Negeri ini memiliki menjadi lima region. Hidup seperti ini membuat rakyatnya menjadi terkotak-kotak. Belum lagi, puluhan distriknya. Sudah pasti, membuat kotak-kotak tadi semakin mengotak. Dalam ilmu sejarah dikenal istilah kasta. Mungkin juga, istilah yang tepat untuk memperjelas apa sih kotak-kotak itu. Bedanya, tingkatan kasta versi ini diatur oleh sendiri. Setiap region bahkan setiap distrik boleh sesuka hati untuk memilih berada dimana. Bahkan mau dibawa kemana yang lainnya.
Dalam istilah modern, inilah yang dinamakan Arogansi atau si A. Di negeri ini istilah ini jauh lebih sakral dari apapun. Termasuk, dari integralistik sekalipun. Inilah yang saya rasakan meskipun baru sebentar hidup di negeri ini.

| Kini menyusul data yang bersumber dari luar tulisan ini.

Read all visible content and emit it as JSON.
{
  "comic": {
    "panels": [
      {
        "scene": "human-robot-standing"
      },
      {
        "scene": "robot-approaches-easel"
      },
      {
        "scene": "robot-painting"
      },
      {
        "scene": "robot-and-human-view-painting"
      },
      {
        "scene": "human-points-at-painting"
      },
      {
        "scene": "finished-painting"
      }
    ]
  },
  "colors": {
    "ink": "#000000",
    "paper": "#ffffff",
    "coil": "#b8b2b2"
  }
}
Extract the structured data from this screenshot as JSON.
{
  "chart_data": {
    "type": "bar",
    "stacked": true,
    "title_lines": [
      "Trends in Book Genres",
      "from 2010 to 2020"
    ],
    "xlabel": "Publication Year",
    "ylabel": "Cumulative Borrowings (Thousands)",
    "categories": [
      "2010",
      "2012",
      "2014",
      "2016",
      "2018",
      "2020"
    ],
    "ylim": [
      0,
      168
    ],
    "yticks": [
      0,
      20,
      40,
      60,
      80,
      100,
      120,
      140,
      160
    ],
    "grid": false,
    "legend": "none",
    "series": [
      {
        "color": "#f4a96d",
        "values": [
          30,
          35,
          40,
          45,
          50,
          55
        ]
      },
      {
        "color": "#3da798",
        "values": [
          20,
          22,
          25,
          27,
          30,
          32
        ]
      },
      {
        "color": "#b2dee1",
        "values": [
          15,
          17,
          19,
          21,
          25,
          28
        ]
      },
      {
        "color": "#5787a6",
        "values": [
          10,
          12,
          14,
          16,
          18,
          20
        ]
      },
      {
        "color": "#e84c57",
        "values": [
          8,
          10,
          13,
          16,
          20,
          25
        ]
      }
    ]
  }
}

Disadari atau tidak, arogansi di negeri ini lebih dari sekedar budaya. Bagaimana tidak, lha wong memang sudah diprogramkan sejak usia dini. Ibarat menanam pohon, lubangnya digali sudah diukur dengan pasti berapa kedalamannya dengan metode analsis keunggulan dan kelebihan.
Lubang yang merekah itupun siap menjadi tempat bernaung para biji-biji pilihan (mahasiwa). Lantas, ditutup dengan rapi. Disiram dengan berbagai nasehat dan dipupuk dengan sedikit bumbu keagungan. Hasinya, tunas itu bersemi. Dan jadilah seperti sekarang. Semua mempunyai kebanggaan yang super lebih.
Sebenarnya tidak ada yang salah dengan arogansi. Toh, pada dasarnya arogansi memang dibuthkan. Arogansi adalah wujud loyalitas terhadap sebuah lembaga. Bahasa trennya adalah rasa cinta. Lebih dalam yaitu rasa memiliki. ”Bagian dari diri”. Setidaknya, begitulah ungkapan mereka.
Dalam tataran bahasa, arogansi mempunyai lawan. Lebih praktisnya, adalah integralistik. Atau sebut saja si I. Masalahnya, di negeri ini arogansi itu segalanya. Bahkan, diurutkan kedudukannya berada di paling atas mengalahkan integralistik yang seharusnya menjadi pemersatu.
Negeri ini memang tak buta. Berbagai upaya telah coba diusung untuk mengangkat derajat si I. Mulai dari Integration Workshop (IW) yang kemudian diganti Hari Biru ITS (Harbits) kemudian Social and Responsibility Training (SOROT) hingga akhirnya menjadi Generasi Integralistik (Gerigi). Dari yang semula dilaksanakan di akhir diubah menjadi di depan. Tapi toh, arogansi itu tetap enggan untuk menggeser sedikit kursinya. Masih ada aja yang tidak terima karena alasan budaya.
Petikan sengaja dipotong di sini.